As I looked at art more and more, I discovered that that wasn't really a true picture. What really happened was that there was sometimes very fertile scenes involving lots and lots of people - some of them artists, some of them collectors, some of them curators, thinkers, theorists, people who were fashionable and knew what the hip things were - all sorts of people who created a kind of ecology of talent. And out of that ecology arose some wonderful work. The period that I was particularly interested in, 'round about the Russian revolution, shows this extremely well. So I thought that originally those few individuals who'd survived in history - in the sort-of "Great Man" theory of history - they were called "geniuses". But what I thought was interesting was the fact that they all came out of a scene that was very fertile and very intelligent. So I came up with this word "scenius" - and scenius is the intelligence of a whole... operation or group of people. And I think that's a more useful way to think about culture, actually. I think that - let's forget the idea of "genius" for a little while, let's think about the whole ecology of ideas that give rise to good new thoughts and good new work.
In approaching Cage’s The Future of Music: Credo with this perspective in mind, we can gain a better appreciation of the wider cultural and creative context that Cage was embedded in in the 1930s and 40s, and how through his intensive research in the period he was a product of that culture - and was a theoretical collagist, a synthesizer of ideas.
One thing I want to mention in this short post is the date of The Future of Music: Credo.

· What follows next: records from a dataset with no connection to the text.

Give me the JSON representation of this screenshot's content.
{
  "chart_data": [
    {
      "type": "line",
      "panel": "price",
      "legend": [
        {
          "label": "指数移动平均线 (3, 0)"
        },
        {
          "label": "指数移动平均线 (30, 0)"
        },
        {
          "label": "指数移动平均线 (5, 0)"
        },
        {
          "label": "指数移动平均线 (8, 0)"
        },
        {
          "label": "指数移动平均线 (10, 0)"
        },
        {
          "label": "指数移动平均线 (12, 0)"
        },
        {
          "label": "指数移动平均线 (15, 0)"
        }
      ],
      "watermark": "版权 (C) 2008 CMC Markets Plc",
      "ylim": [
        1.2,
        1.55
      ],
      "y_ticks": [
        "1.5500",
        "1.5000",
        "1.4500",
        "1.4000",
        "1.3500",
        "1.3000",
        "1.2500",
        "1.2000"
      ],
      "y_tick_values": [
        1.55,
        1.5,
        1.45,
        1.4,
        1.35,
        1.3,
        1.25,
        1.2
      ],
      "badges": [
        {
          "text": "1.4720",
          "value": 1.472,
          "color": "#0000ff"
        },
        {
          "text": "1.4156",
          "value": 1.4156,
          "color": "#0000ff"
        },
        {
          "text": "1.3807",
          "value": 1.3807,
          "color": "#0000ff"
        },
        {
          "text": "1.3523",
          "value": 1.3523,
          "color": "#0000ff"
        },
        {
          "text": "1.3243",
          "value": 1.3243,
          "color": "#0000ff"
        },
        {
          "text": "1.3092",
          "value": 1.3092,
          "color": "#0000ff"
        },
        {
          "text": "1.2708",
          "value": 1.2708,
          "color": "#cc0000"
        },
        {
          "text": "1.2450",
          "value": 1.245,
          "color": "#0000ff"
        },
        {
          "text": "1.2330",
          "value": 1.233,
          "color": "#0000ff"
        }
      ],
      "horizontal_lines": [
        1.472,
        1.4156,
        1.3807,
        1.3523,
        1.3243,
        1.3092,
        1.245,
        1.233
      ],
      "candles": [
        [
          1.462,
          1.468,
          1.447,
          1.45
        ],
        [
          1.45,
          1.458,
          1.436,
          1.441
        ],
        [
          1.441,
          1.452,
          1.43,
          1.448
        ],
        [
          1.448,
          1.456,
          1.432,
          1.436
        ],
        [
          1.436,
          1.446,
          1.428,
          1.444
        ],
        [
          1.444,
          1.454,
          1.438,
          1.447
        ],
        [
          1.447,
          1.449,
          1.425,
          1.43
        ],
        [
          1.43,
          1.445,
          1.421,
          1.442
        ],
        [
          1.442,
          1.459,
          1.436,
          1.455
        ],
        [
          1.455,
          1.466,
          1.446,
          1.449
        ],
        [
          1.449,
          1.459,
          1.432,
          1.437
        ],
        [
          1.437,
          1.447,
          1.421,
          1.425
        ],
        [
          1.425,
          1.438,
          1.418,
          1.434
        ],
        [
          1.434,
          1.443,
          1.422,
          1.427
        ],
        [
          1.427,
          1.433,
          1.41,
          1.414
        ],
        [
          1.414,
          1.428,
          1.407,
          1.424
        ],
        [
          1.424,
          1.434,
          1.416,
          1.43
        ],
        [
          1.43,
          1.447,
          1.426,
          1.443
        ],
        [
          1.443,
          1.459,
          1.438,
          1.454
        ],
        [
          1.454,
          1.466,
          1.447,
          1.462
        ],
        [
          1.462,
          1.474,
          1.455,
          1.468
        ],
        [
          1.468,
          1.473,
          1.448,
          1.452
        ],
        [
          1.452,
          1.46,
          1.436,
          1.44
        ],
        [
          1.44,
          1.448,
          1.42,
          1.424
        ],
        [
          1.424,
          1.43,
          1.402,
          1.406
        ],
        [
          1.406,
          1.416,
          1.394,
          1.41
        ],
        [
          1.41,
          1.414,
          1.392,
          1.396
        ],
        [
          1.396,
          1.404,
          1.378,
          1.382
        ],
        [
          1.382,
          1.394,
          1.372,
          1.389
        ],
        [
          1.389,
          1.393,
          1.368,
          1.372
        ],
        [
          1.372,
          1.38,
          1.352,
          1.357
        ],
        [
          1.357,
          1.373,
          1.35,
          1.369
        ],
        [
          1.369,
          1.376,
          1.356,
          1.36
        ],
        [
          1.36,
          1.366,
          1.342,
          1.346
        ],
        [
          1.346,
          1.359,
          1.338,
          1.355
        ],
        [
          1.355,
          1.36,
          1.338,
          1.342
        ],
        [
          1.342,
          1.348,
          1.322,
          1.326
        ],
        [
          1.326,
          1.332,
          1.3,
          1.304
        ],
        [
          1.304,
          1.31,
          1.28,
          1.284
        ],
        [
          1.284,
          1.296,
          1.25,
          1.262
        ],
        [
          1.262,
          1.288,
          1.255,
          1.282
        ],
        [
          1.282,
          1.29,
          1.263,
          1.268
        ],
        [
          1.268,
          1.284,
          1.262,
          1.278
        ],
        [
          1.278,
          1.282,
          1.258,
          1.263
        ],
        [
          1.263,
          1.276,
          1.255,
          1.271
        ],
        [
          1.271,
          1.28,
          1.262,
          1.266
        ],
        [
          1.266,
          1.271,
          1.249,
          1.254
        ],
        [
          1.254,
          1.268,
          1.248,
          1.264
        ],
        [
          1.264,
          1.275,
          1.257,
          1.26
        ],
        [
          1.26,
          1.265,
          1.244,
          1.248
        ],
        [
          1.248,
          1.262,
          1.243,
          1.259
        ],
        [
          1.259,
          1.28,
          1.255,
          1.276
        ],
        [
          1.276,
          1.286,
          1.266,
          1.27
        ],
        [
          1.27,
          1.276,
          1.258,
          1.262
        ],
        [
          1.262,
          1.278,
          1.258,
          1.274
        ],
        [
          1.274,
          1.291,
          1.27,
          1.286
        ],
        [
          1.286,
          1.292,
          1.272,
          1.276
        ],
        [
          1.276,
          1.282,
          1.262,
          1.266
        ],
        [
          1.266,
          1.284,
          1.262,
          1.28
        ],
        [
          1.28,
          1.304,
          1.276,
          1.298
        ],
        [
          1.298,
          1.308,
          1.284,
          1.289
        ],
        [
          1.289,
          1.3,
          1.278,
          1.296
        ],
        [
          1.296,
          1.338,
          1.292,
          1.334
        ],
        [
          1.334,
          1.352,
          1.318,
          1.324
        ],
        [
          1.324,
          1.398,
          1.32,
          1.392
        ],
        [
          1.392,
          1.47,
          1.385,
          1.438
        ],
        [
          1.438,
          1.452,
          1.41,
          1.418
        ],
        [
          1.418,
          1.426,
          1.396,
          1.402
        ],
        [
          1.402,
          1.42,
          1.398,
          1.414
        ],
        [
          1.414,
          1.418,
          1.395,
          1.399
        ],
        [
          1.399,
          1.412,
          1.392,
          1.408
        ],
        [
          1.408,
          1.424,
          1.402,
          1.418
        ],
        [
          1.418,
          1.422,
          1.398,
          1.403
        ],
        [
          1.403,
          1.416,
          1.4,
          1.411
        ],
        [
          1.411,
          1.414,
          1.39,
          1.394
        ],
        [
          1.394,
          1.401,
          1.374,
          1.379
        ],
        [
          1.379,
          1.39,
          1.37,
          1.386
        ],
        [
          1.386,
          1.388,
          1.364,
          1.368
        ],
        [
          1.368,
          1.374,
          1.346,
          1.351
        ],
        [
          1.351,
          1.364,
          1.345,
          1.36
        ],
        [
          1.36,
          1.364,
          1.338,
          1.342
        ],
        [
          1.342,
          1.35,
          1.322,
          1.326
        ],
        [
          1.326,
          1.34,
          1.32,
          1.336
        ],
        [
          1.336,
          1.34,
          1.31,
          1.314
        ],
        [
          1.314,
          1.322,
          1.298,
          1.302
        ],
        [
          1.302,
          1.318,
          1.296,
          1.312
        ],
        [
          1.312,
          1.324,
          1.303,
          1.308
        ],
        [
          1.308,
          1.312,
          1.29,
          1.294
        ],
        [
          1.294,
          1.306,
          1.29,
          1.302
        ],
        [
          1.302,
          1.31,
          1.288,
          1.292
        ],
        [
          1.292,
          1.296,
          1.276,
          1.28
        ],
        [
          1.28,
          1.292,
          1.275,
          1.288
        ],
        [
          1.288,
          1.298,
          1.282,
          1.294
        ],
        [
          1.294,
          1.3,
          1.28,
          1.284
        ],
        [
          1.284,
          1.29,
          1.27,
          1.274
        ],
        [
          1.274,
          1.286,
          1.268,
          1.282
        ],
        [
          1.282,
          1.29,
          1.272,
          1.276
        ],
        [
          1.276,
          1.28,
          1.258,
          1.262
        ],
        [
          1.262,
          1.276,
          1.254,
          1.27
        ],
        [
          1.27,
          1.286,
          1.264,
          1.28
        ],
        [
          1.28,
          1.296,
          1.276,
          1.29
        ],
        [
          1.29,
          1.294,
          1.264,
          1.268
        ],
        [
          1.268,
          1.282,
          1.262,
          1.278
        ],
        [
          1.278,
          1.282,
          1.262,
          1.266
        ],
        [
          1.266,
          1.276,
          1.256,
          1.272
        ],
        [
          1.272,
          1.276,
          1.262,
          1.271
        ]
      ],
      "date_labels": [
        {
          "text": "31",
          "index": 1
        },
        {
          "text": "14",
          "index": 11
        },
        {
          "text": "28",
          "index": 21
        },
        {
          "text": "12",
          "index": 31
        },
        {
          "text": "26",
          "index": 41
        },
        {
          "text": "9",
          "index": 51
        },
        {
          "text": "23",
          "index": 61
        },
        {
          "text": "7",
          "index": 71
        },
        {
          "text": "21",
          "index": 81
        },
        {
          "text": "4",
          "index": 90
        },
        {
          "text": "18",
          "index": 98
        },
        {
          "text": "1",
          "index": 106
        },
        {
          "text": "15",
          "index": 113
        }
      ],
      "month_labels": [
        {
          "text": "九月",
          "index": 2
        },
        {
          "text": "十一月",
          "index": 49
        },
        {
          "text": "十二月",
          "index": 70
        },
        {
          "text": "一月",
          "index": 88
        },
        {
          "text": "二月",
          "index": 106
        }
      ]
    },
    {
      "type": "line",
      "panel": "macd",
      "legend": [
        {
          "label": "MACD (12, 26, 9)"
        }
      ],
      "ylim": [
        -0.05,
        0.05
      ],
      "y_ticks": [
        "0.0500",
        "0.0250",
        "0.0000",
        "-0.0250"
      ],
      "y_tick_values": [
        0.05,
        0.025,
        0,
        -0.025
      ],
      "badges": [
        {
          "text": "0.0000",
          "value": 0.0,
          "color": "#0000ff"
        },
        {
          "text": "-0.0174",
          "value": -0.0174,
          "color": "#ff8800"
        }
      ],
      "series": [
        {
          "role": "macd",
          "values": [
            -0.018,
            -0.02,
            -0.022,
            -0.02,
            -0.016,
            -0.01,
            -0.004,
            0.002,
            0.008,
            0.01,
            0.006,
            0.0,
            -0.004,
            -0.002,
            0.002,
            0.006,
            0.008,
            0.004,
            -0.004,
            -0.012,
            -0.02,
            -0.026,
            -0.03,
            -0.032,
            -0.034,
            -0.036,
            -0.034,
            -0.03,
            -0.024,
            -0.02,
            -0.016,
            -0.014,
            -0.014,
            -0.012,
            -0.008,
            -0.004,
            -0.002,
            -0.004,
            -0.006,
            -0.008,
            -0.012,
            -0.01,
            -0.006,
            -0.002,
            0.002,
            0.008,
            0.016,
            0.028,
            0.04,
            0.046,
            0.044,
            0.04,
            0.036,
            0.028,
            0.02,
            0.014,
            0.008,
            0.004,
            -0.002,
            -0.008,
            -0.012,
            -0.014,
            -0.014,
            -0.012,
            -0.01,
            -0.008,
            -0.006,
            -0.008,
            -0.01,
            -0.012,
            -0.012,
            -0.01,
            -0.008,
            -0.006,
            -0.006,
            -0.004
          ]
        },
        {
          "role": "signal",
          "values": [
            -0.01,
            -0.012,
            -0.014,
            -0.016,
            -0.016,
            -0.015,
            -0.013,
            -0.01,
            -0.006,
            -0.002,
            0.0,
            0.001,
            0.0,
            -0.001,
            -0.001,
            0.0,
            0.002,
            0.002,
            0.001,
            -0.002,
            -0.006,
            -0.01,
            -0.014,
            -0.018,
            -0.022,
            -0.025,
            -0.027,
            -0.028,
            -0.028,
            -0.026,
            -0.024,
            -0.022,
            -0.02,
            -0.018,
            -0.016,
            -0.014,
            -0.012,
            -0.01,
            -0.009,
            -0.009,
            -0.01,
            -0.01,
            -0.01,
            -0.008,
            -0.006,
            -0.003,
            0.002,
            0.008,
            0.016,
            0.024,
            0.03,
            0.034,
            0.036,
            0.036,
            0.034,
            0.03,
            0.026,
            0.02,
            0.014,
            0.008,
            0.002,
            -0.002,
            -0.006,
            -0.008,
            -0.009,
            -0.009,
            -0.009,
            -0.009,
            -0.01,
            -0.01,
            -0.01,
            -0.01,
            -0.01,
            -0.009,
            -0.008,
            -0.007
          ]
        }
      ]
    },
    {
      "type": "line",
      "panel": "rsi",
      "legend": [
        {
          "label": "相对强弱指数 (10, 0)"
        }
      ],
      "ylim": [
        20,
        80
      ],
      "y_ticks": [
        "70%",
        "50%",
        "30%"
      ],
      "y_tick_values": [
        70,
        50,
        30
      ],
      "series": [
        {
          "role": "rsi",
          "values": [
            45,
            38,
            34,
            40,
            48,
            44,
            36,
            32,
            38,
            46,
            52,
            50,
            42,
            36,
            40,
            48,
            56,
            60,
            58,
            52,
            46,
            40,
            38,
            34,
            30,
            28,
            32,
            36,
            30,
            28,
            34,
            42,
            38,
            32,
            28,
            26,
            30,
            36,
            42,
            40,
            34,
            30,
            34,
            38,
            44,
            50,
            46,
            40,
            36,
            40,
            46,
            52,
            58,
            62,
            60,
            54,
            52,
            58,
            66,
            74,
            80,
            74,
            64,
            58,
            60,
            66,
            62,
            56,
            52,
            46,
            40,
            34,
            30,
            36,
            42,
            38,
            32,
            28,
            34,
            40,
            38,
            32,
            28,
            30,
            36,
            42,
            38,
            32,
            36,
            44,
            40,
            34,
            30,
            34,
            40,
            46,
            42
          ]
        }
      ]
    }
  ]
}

Leta E. Miller has convincingly provided evidence that Cage could not have delivered the lecture - that the later 1958/1961 published text is based on - in 1937 (in fact, the lecture took place in Seattle on 18th February 1940). David Nicholls has explained that this makes far more sense in relation to the texts that he drew from as sources for his ideas. Richard H. Brown suggests that in fact The Future of Music: Credo was probably pieced together before first publication in the late 1950s.
But there is one glaring piece of evidence that I don’t believe has been mentioned previously that demonstrates that sections of the lecture could not have been written before August 1940 at the earliest. Cage writes
Most inventors of electrical musical instruments have attempted to imitate eighteenth- and nineteenth-century instruments, just as early automobile designers copied the carriage. The Novachord [released in February 1939] and the Solovox [released in August 1940] are examples of this desire to imitate the past rather than construct the future.
Cage may well have had a point about this, but he couldn’t have written it while he was in Seattle, and it could not have been part of the lecture he delivered on 18th February 1940 shortly before leaving the city.
The Hammond Solovox was introduced to the US public in early August 1940 - 6 months after Cage delivered the lecture to a Seattle audience. Richard H. Brown has noted that the version of The Future of Music: Credo first published in 1958, then in the 1961 collection Silence: Lectures and Writings, must contain material from a number of articles and research writings from the late 1930s through to the 1940s. In fact, the text concerning the Novachord and Solovox can be found in a Guggenheim Grant application from late 1940, and must have been ‘cut and pasted’ into a collated version of The Future of Music: Credo at a later date.
In the next few posts I’ll be looking at this and other matters concerning the Cage lecture in more detail, as well as looking back at the sources Cage drew from.